The Wind (1928), então, obra máxima quando o período mudo começava a fechar-se, onde assomaram as mais apuradas e complexas formas, que o cinema dos anos seguintes, preocupado com o som e os sincronismos, teria dificuldade em alcançar. Lilian Gish, a musa de Griffith, viaja de Virgínia para um rancho de Sweet Water no Texas, rebaptizado de A Terra dos Ventos, a obsessão americana pelo mito, pelo povoamento de territórios agrestes. Nessa viajem inicial, o vento varre a areia contra as janelas do comboio, como uma teia que cerca desde logo a protagonista, o vocabulário de Sjöström assente numa sobreposição de efeitos de luz e de sombras, portentosa sugestão que o cineasta nunca afrouxa.

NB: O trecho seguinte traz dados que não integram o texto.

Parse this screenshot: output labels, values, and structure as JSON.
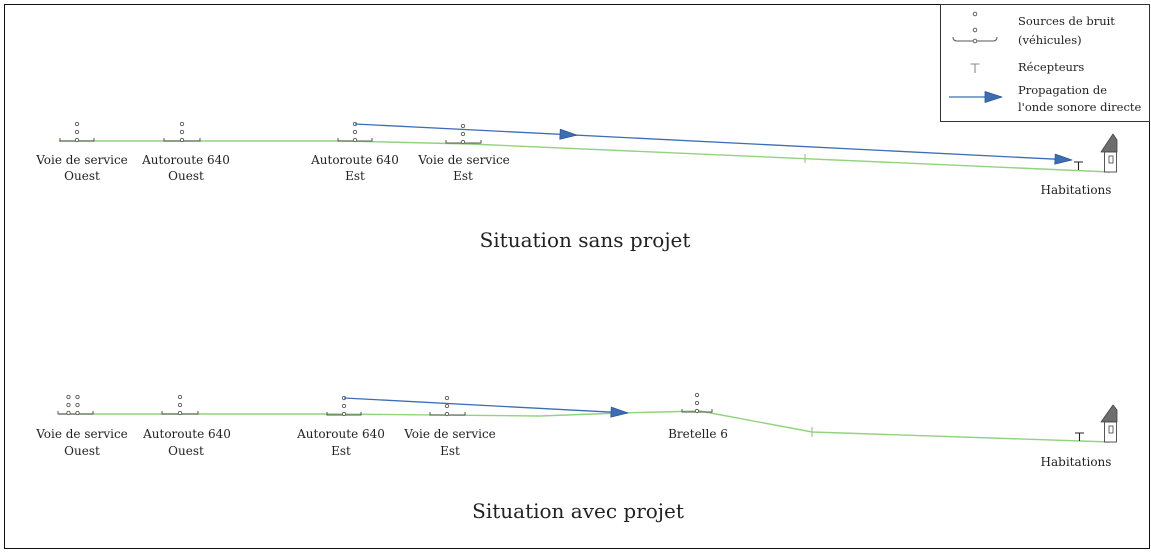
{
  "legend": {
    "sources": {
      "icon": "noise-source-icon",
      "line1": "Sources de bruit",
      "line2": "(véhicules)"
    },
    "receptors": {
      "icon": "receptor-icon",
      "label": "Récepteurs"
    },
    "propagation": {
      "icon": "arrow-icon",
      "line1": "Propagation de",
      "line2": "l'onde sonore directe"
    }
  },
  "scenarios": [
    {
      "title": "Situation sans projet",
      "sources": [
        {
          "line1": "Voie de service",
          "line2": "Ouest"
        },
        {
          "line1": "Autoroute 640",
          "line2": "Ouest"
        },
        {
          "line1": "Autoroute 640",
          "line2": "Est"
        },
        {
          "line1": "Voie de service",
          "line2": "Est"
        }
      ],
      "receptor_label": "Habitations"
    },
    {
      "title": "Situation avec projet",
      "sources": [
        {
          "line1": "Voie de service",
          "line2": "Ouest"
        },
        {
          "line1": "Autoroute 640",
          "line2": "Ouest"
        },
        {
          "line1": "Autoroute 640",
          "line2": "Est"
        },
        {
          "line1": "Voie de service",
          "line2": "Est"
        },
        {
          "line1": "Bretelle 6"
        }
      ],
      "receptor_label": "Habitations"
    }
  ],
  "colors": {
    "ground": "#93d37f",
    "propagation_arrow": "#3d6db3",
    "source_marker": "#555555",
    "text": "#222222"
  }
}
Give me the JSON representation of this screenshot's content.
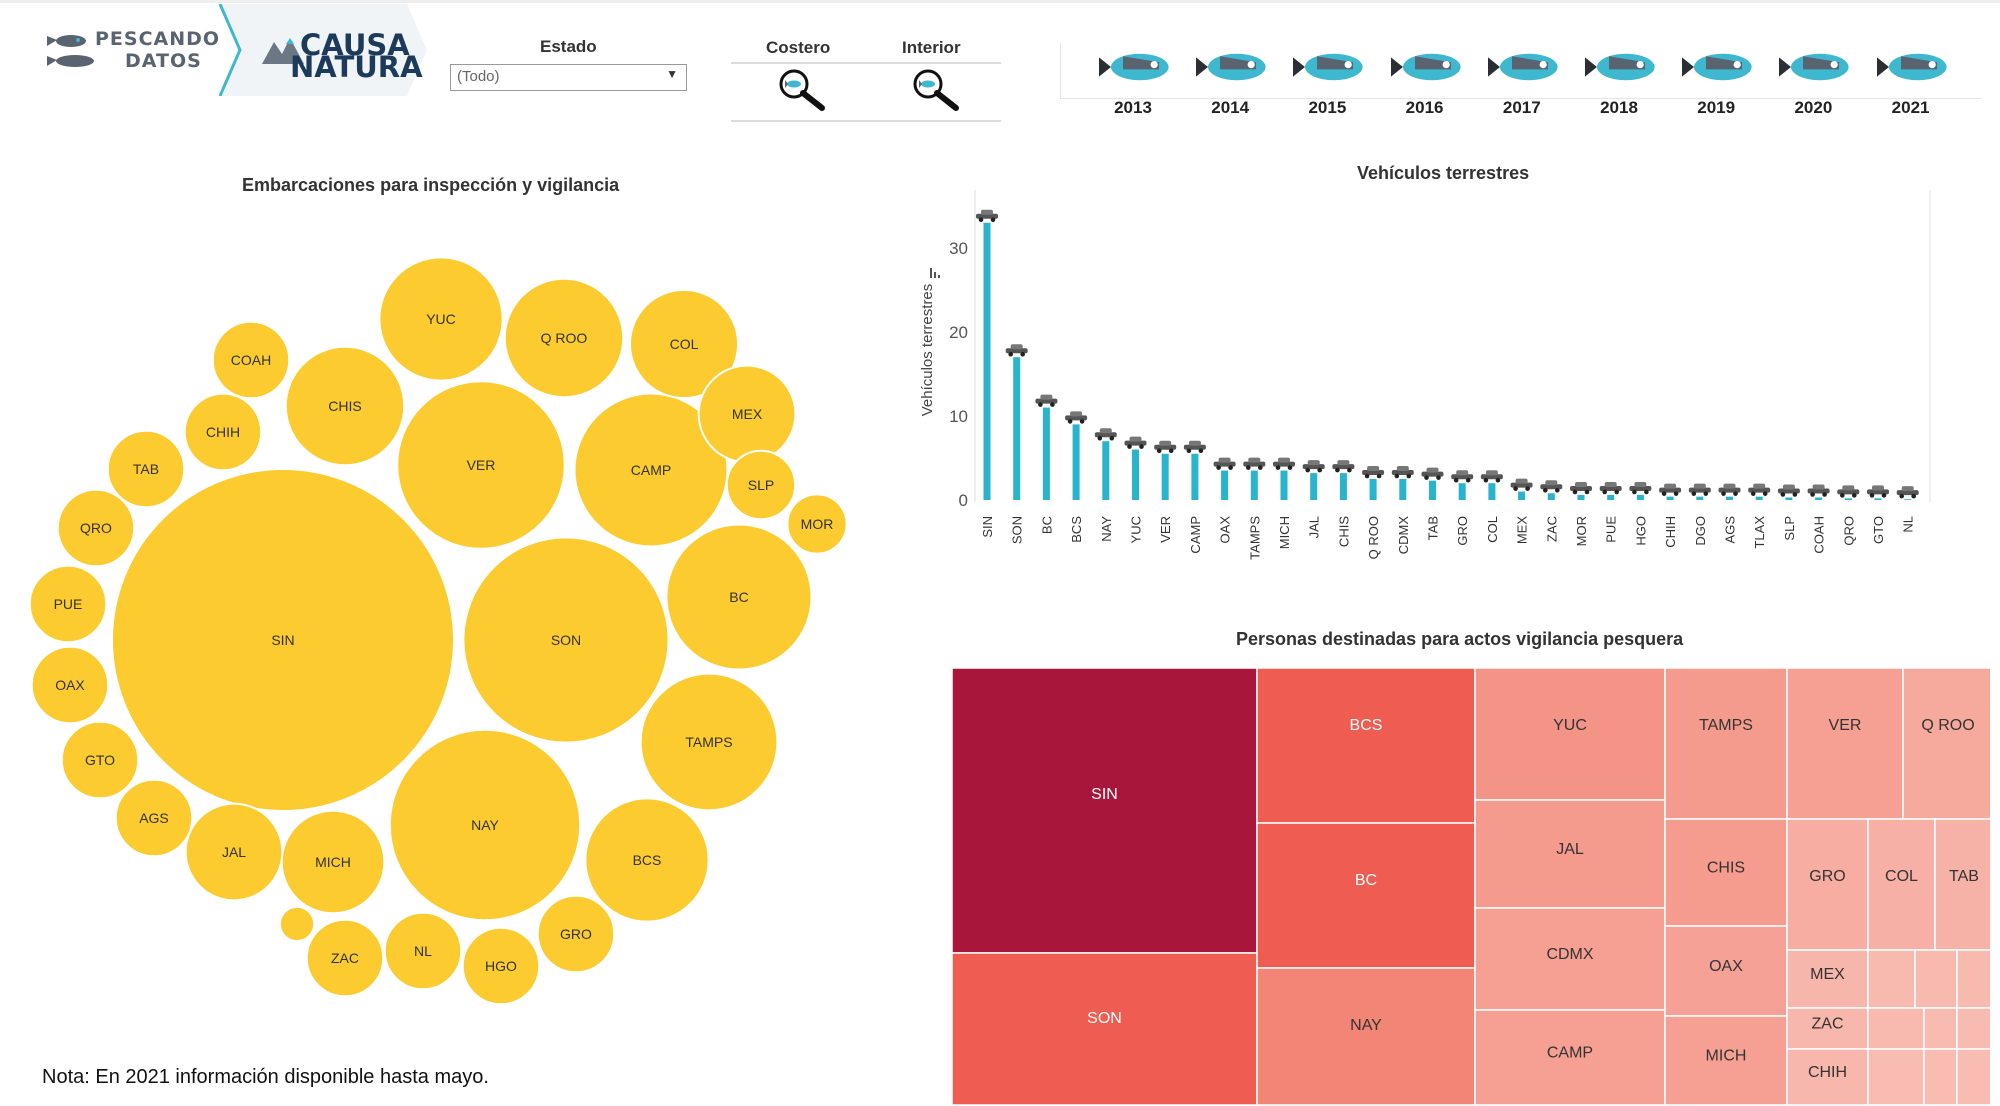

Chegada ao inóspito povoado, Gish é invejada por uns, a sua beleza é disputada por outros, levada ao engano por um homem mais velho: é como se o vento espalhasse a rudeza e a crueldade entre aqueles homens e mulheres, colhendo a pureza, corrompendo o anjo da américa, empurrando-a para a tragédia. Aqui, podemos tender para emparelhar The Wind com o realismo feroz de Greed (1924) de Stroheim, com a natureza árida a manifestar-se como uma extensão do ímpeto humano, até que do céu carregado começam a agitar-se cabeças de cavalos brancos… Antes da resolução da intriga, vemos que a areia é usada para remover a sujidade da loiça, um efeito benévolo, que afirma os paradoxos do humano: Gish de aspecto delicado e frágil, sempre no olho do furacão e com um pé na demência, vai revelar forças ocultas e tomar conta do seu destino.

Os números redondos pedem celebração e renovação de utopias, a valorização sociológica da exibição de cinema em espaço público, as imagens em movimento como motor de circulação de memórias entre gerações: ecrãs há muitos, não há Cinema como na sala escura, com espectadores.